Paper No. 112-1
Presentation Time: 10:05 AM
LOCALLY VARIABLE RESPONSES TO A GLOBAL CARBON-CYCLE DISTURBANCE: ENVIRONMENTAL PERTURBATIONS DURING THE FRASNIAN–FAMENNIAN MASS EXTINCTION (Invited Presentation)
PERCIVAL, Lawrence M.E.1, MARYNOWSKI, Leszek2, BAUDIN, François3, DE VLEESCHOUWER, David4, RAKOCIŃSKI, Michał2, DA SILVA, Anne-Christine5 and CLAEYS, Philippe6, (1)Analytical, Environmental and Geochemistry Group (AMGC), Vrije Universiteit Brussel, Brussels, 1050, Belgium, (2)Faculty of Earth Sciences, University of Silesia, Będzińska 60, Sosnowiec, 41-200, Poland, (3)Sorbonne University, ISTeP, Paris, 75005, France, (4)MARUM - Center for Marine Environmental Sciences, Universität Bremen,, Bremen, 28359, Germany, (5)Pétrologie sédimentaire, Université de Liège, Sart Tilman B20, Liège, 4000, Belgium, (6)Analytical, Environmental, and Geo- Chemistry Group, Vrije Universiteit Brussel, Pleinlaan 2, Brussels, BE-1050, Belgium
The Frasnian–Famennian (FF) transition during the Late Devonian (
~371.9 Ma) was marked by one of the ‘Big Five’ mass extinctions of the Phanerozoic Eon. The ultimate trigger of the extinction remains debated, but was likely linked to profound environmental disturbances prior to and during the event, including abrupt climate changes (in particular, a global cooling pulse), intensified continental weathering rates, perturbed nutrient cycling, and widespread marine anoxia. These phenomena were linked in a complicated cause-and-effect chain that constituted a global-scale climate and carbon-cycle perturbation. This last is recorded as a pronounced positive carbon-isotope (δ
13C) excursion across the FF boundary in stratigraphic archives of the extinction worldwide. However, whilst this disturbance to the carbon cycle was unquestionably global in nature, it remains unclear to what extent the plethora of environmental perturbations associated with it also occurred globally, or whether they were localized around certain geographical regions.

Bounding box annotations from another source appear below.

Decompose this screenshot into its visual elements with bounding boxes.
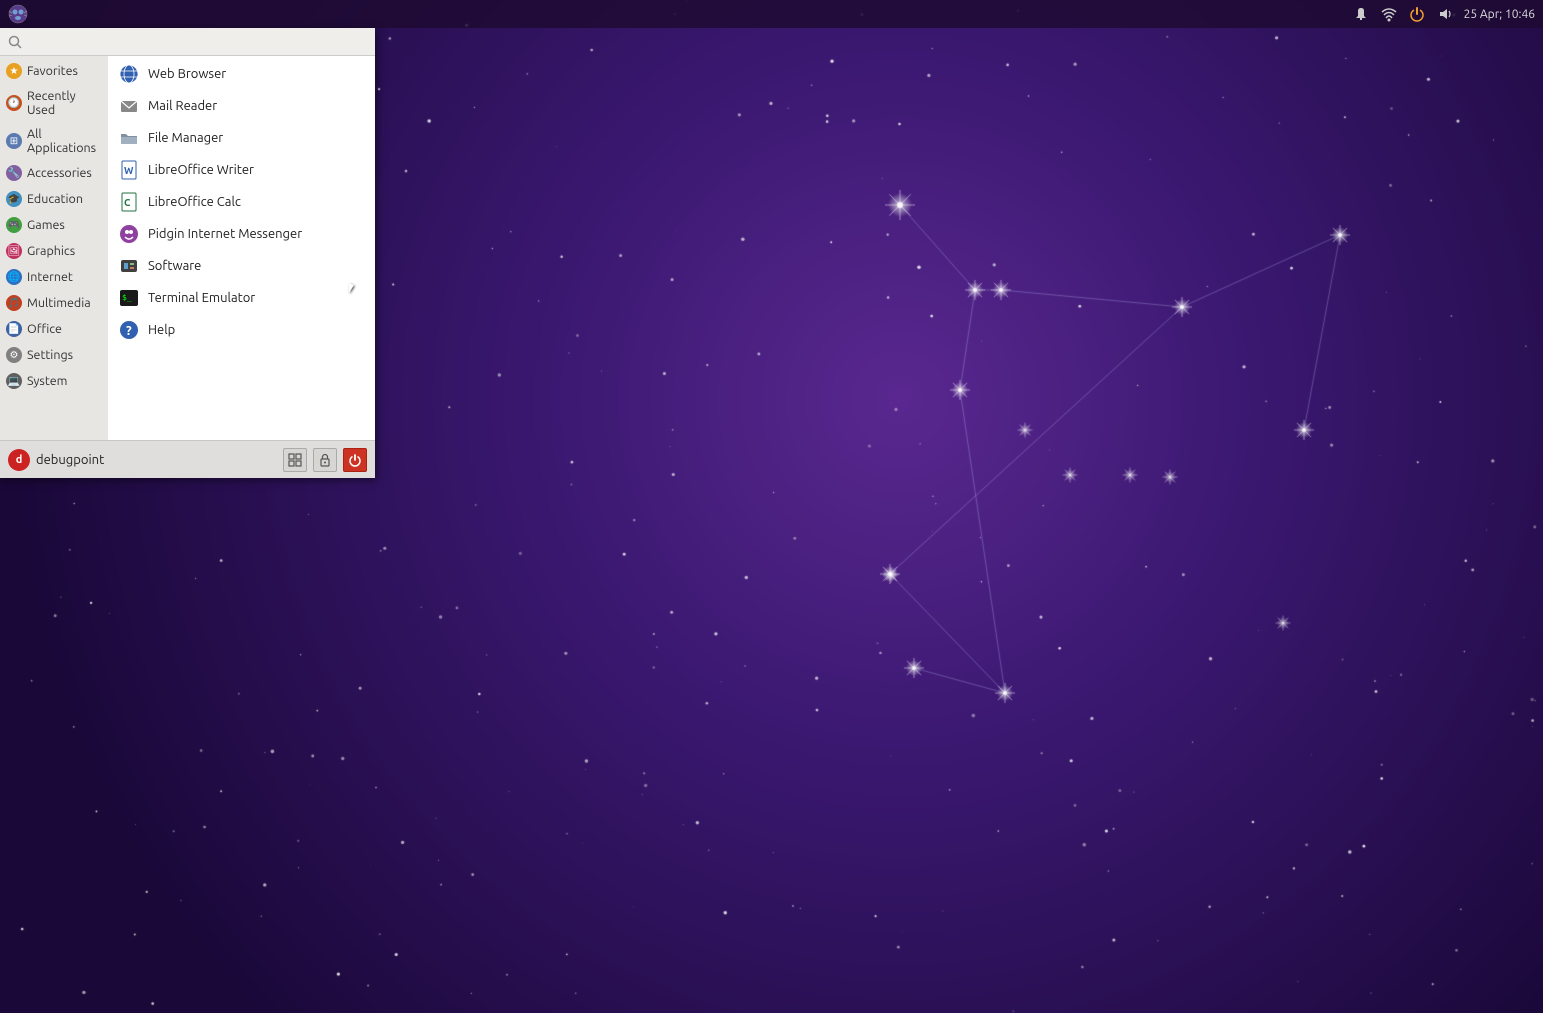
app-label-help: Help (148, 323, 175, 337)
app-icon-terminal: $_ (118, 287, 140, 309)
category-label-recently-used: Recently Used (27, 89, 102, 117)
taskbar-right: 25 Apr; 10:46 (1352, 5, 1543, 23)
category-item-education[interactable]: 🎓 Education (0, 186, 108, 212)
category-label-office: Office (27, 322, 62, 336)
app-menu-button[interactable] (4, 0, 32, 28)
category-icon-office: 📄 (6, 321, 22, 337)
category-item-settings[interactable]: ⚙ Settings (0, 342, 108, 368)
category-icon-system: 💻 (6, 373, 22, 389)
category-icon-multimedia: 🎵 (6, 295, 22, 311)
search-input[interactable] (28, 34, 367, 49)
app-label-libreoffice-writer: LibreOffice Writer (148, 163, 254, 177)
taskbar-left (0, 0, 32, 28)
app-label-terminal: Terminal Emulator (148, 291, 255, 305)
category-label-favorites: Favorites (27, 64, 78, 78)
category-label-all-applications: All Applications (27, 127, 102, 155)
category-icon-internet: 🌐 (6, 269, 22, 285)
power-button[interactable] (343, 448, 367, 472)
category-label-multimedia: Multimedia (27, 296, 91, 310)
search-bar (0, 28, 375, 56)
menu-footer: d debugpoint (0, 440, 375, 478)
category-label-internet: Internet (27, 270, 73, 284)
app-icon-help: ? (118, 319, 140, 341)
app-icon-mail-reader (118, 95, 140, 117)
category-label-education: Education (27, 192, 83, 206)
category-icon-games: 🎮 (6, 217, 22, 233)
category-icon-recently-used: 🕐 (6, 95, 22, 111)
category-icon-settings: ⚙ (6, 347, 22, 363)
app-item-mail-reader[interactable]: Mail Reader (108, 90, 375, 122)
svg-text:?: ? (126, 324, 132, 338)
category-item-internet[interactable]: 🌐 Internet (0, 264, 108, 290)
app-menu: ★ Favorites 🕐 Recently Used ⊞ All Application… (0, 28, 375, 478)
category-item-graphics[interactable]: 🖼 Graphics (0, 238, 108, 264)
app-icon-web-browser (118, 63, 140, 85)
category-label-graphics: Graphics (27, 244, 75, 258)
category-item-multimedia[interactable]: 🎵 Multimedia (0, 290, 108, 316)
app-label-file-manager: File Manager (148, 131, 223, 145)
category-label-settings: Settings (27, 348, 73, 362)
app-label-pidgin: Pidgin Internet Messenger (148, 227, 302, 241)
user-avatar: d (8, 449, 30, 471)
power-icon[interactable] (1408, 5, 1426, 23)
category-icon-graphics: 🖼 (6, 243, 22, 259)
volume-icon[interactable] (1436, 5, 1454, 23)
app-icon-libreoffice-writer: W (118, 159, 140, 181)
search-icon (8, 35, 22, 49)
app-icon-file-manager (118, 127, 140, 149)
category-label-accessories: Accessories (27, 166, 92, 180)
app-item-software[interactable]: Software (108, 250, 375, 282)
network-icon[interactable] (1380, 5, 1398, 23)
category-icon-favorites: ★ (6, 63, 22, 79)
category-item-favorites[interactable]: ★ Favorites (0, 58, 108, 84)
app-label-software: Software (148, 259, 201, 273)
category-label-system: System (27, 374, 67, 388)
notification-icon[interactable] (1352, 5, 1370, 23)
category-item-accessories[interactable]: 🔧 Accessories (0, 160, 108, 186)
category-item-games[interactable]: 🎮 Games (0, 212, 108, 238)
app-item-help[interactable]: ? Help (108, 314, 375, 346)
category-item-system[interactable]: 💻 System (0, 368, 108, 394)
app-item-web-browser[interactable]: Web Browser (108, 58, 375, 90)
category-icon-education: 🎓 (6, 191, 22, 207)
taskbar: 25 Apr; 10:46 (0, 0, 1543, 28)
app-label-mail-reader: Mail Reader (148, 99, 217, 113)
menu-body: ★ Favorites 🕐 Recently Used ⊞ All Application… (0, 56, 375, 440)
switch-user-button[interactable] (283, 448, 307, 472)
app-item-libreoffice-writer[interactable]: W LibreOffice Writer (108, 154, 375, 186)
category-item-office[interactable]: 📄 Office (0, 316, 108, 342)
category-icon-all-applications: ⊞ (6, 133, 22, 149)
svg-text:W: W (124, 165, 134, 176)
app-item-libreoffice-calc[interactable]: C LibreOffice Calc (108, 186, 375, 218)
app-icon-software (118, 255, 140, 277)
app-label-web-browser: Web Browser (148, 67, 226, 81)
app-label-libreoffice-calc: LibreOffice Calc (148, 195, 241, 209)
app-icon-libreoffice-calc: C (118, 191, 140, 213)
datetime-display: 25 Apr; 10:46 (1464, 8, 1535, 21)
category-item-recently-used[interactable]: 🕐 Recently Used (0, 84, 108, 122)
app-item-pidgin[interactable]: Pidgin Internet Messenger (108, 218, 375, 250)
categories-panel: ★ Favorites 🕐 Recently Used ⊞ All Application… (0, 56, 108, 440)
svg-text:C: C (124, 197, 131, 208)
app-item-file-manager[interactable]: File Manager (108, 122, 375, 154)
username-label: debugpoint (36, 453, 277, 467)
app-list-panel: Web Browser Mail Reader File Manager W L… (108, 56, 375, 440)
category-item-all-applications[interactable]: ⊞ All Applications (0, 122, 108, 160)
svg-text:$_: $_ (122, 293, 132, 302)
lock-button[interactable] (313, 448, 337, 472)
category-label-games: Games (27, 218, 65, 232)
app-icon-pidgin (118, 223, 140, 245)
category-icon-accessories: 🔧 (6, 165, 22, 181)
app-item-terminal[interactable]: $_ Terminal Emulator (108, 282, 375, 314)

This study investigates the marine conditions of three sites, the H-32 core (Iowa, USA), the Kowala quarry (Poland), and the Sinsin section (Belgium) using a combination of sedimentary carbon- and nitrogen- (δ15N) isotope ratios, Rock-Eval information, and organic-biomarker compositions. Importantly, these three sites also feature robust cyclostratigraphic age models, allowing the timing and rates of recorded environmental changes to be compared, both across the studied sites and with two further locales in North America and China that have been previously studied for δ15N. The results show that whilst most areas experienced environmental degradation during the FF extinction, the exact nature of those changes, and timing of their onset, varied greatly across the globe. Such a geographical disparity in environmental responses is consistent with other major climate crises from Earth’s history, such as the Mesozoic oceanic anoxic events, which were superficially similar in many ways to the FF extinction. Further work is needed to establish the paleoenvironmental controls that influenced how different regions responded to the global climate changes during the extinction, and the impact of these heterogeneous disturbances on the global biosphere at that time.